On the assumption that these bushes turn out OK, I will get a mould made for the large bush which fits in the housings of the rear shackle plates on the TC.


Following a mention in Jonathan Goddard’s book on the TD, there has been a resurgence of interest in the Fiat 127 (or is it Fiat 124?) rocker cover gasket, which does the job on the XPAG after slight modification. Never mind which Fiat model, the part number is XF0004130541 Sealing Gasket and the price is £4.02 plus VAT. The gaskets have to come from Italy but your friendly Fiat dealer does not charge any extra for this. The details and price have been validated at Fiat dealers in Bristol, Milton Keynes and Poole, Dorset, so a ‘belt and braces’ job has been done on this!


Following receipt of the following query I posted it on a well known Bulletin Board:

“I wonder if anyone has any tips on how to make this gasket oil tight, despite pinching up it still tends to weep. I have thought about soaking a new gasket in oil before fitting or alternatively using a permanent gasket glue like Hermetite gold only along the lower section, any thoughts appreciated.”

By the way Loctite thread lock really cures leaking threads on the external oil unions”.

Unfortunately although I remember saving the replies, I can’t remember where I saved them!

From memory suggested ‘fixes’ were:

• First make sure that the tappet chest cover is not distorted • Use a nitrile gasket • Use a proprietary gasket sealant (can’t remember which one!)

Anybody else got any bright ideas?

3 thoughts on “Bits and Pieces

  1. Graham Walker says:

    The mention of Fiat rocker cover gaskets brought back a recollection of using one years ago.The tip came up in the Octagon Club Bulletin in the mid 70’s.
    I have found the receipt dated 15/7/1977. Part no 4130541. Fiat 124 I recall.
    Cost 72p +6p vat (at 8%!) total 78p. It worked very well for many years.
    I glue the gasket to the head with silicone sealant, to minimise oil loss when removing the cover, and lightly oil or grease the cover so it will come off leaving the gasket unharmed.
    Be very careful not to let any silicone get squeezed out inside the cover when tightening, so use sparingly.
    I use the same technique on the tappet cover.
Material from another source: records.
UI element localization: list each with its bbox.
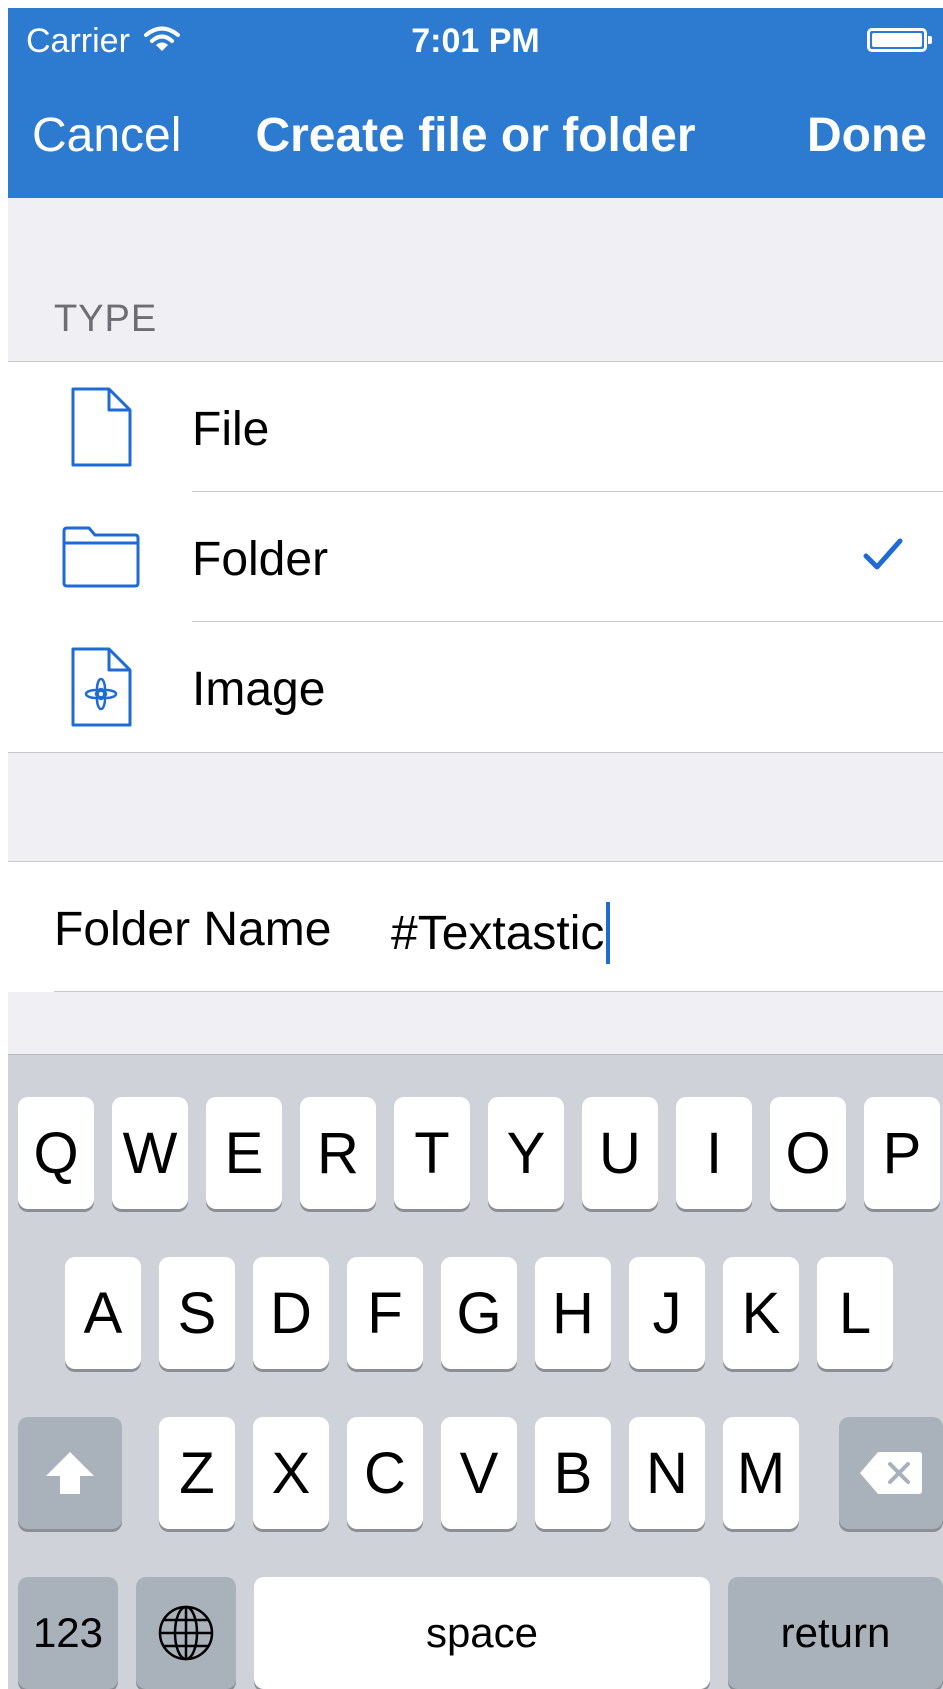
key-g[interactable]: G (441, 1257, 517, 1369)
key-r[interactable]: R (300, 1097, 376, 1209)
keyboard: Q W E R T Y U I O P A S D F G H J K L Z … (8, 1054, 943, 1689)
numbers-key[interactable]: 123 (18, 1577, 118, 1689)
key-l[interactable]: L (817, 1257, 893, 1369)
type-option-label: File (192, 403, 270, 456)
checkmark-icon (863, 537, 903, 576)
key-q[interactable]: Q (18, 1097, 94, 1209)
key-a[interactable]: A (65, 1257, 141, 1369)
key-v[interactable]: V (441, 1417, 517, 1529)
done-button[interactable]: Done (807, 108, 927, 163)
type-option-image[interactable]: Image (8, 622, 943, 752)
key-k[interactable]: K (723, 1257, 799, 1369)
type-list: File Folder Image (8, 361, 943, 753)
page-title: Create file or folder (255, 109, 696, 162)
type-option-label: Folder (192, 533, 329, 586)
screen: Carrier 7:01 PM Cancel Create file or fo… (8, 8, 943, 1689)
key-c[interactable]: C (347, 1417, 423, 1529)
key-e[interactable]: E (206, 1097, 282, 1209)
delete-key[interactable] (839, 1417, 943, 1529)
key-p[interactable]: P (864, 1097, 940, 1209)
shift-arrow-icon (46, 1452, 94, 1494)
key-o[interactable]: O (770, 1097, 846, 1209)
key-d[interactable]: D (253, 1257, 329, 1369)
key-u[interactable]: U (582, 1097, 658, 1209)
globe-key[interactable] (136, 1577, 236, 1689)
backspace-icon (860, 1452, 922, 1494)
globe-icon (158, 1605, 214, 1661)
type-option-file[interactable]: File (8, 362, 943, 492)
folder-icon (58, 514, 144, 600)
image-file-icon (58, 644, 144, 730)
key-s[interactable]: S (159, 1257, 235, 1369)
row-divider (54, 991, 943, 992)
key-j[interactable]: J (629, 1257, 705, 1369)
shift-key[interactable] (18, 1417, 122, 1529)
space-key[interactable]: space (254, 1577, 710, 1689)
folder-name-value: #Textastic (391, 906, 605, 960)
key-m[interactable]: M (723, 1417, 799, 1529)
key-h[interactable]: H (535, 1257, 611, 1369)
key-n[interactable]: N (629, 1417, 705, 1529)
status-time: 7:01 PM (411, 22, 540, 60)
file-icon (58, 384, 144, 470)
battery-icon (867, 28, 932, 52)
key-f[interactable]: F (347, 1257, 423, 1369)
key-b[interactable]: B (535, 1417, 611, 1529)
key-y[interactable]: Y (488, 1097, 564, 1209)
type-section-header: TYPE (54, 298, 158, 340)
folder-name-label: Folder Name (54, 903, 332, 956)
folder-name-input[interactable]: #Textastic (391, 902, 611, 964)
folder-name-field[interactable]: Folder Name #Textastic (8, 861, 943, 992)
key-w[interactable]: W (112, 1097, 188, 1209)
text-cursor (606, 902, 611, 964)
return-key[interactable]: return (728, 1577, 943, 1689)
key-t[interactable]: T (394, 1097, 470, 1209)
key-x[interactable]: X (253, 1417, 329, 1529)
type-option-label: Image (192, 663, 326, 716)
key-z[interactable]: Z (159, 1417, 235, 1529)
type-option-folder[interactable]: Folder (8, 492, 943, 622)
navigation-bar: Carrier 7:01 PM Cancel Create file or fo… (8, 8, 943, 198)
key-i[interactable]: I (676, 1097, 752, 1209)
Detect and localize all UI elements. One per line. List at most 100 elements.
Be careful not to overtighten this as it can distort the cover and/or strip the brass sleeve bolts.

  2. James Neel says:

    If you use silicon hoses make sure you use standard antifreeze. Antifreeze with organic acid anti-corrosives can damage any silicone in your engine including hoses.
    Cribbed from the internet.

  3. Emanuel Schechter says:

    Regarding a sealant for gaskets and fittings, I’m using a product called EZ-Turn. It is a combination lubricant, sealant and anti-seize. Mattituck Aircraft Engine Service uses it when rebuilding small aircraft engines. They are, probably, the premier small aircraft engine rebuilder in the USA.

    Rebuilding an aircraft engine is probably closer to rebuilding a F1 engine then any roadcar engine.

    I apply a really thin coast to both sides of any gasket material. I also use it on all fuel and hydraulic fittings.

    It is easy to check it out in detail by doing a google search for EZ-Turn. I buy it from an aircraft supply company in the USA called Aircraft Spruce. They do have their own website. I’m sure it must be available from aircraft supply companies in the UK.

    EZ-Turn is also known as “plug valve grease”.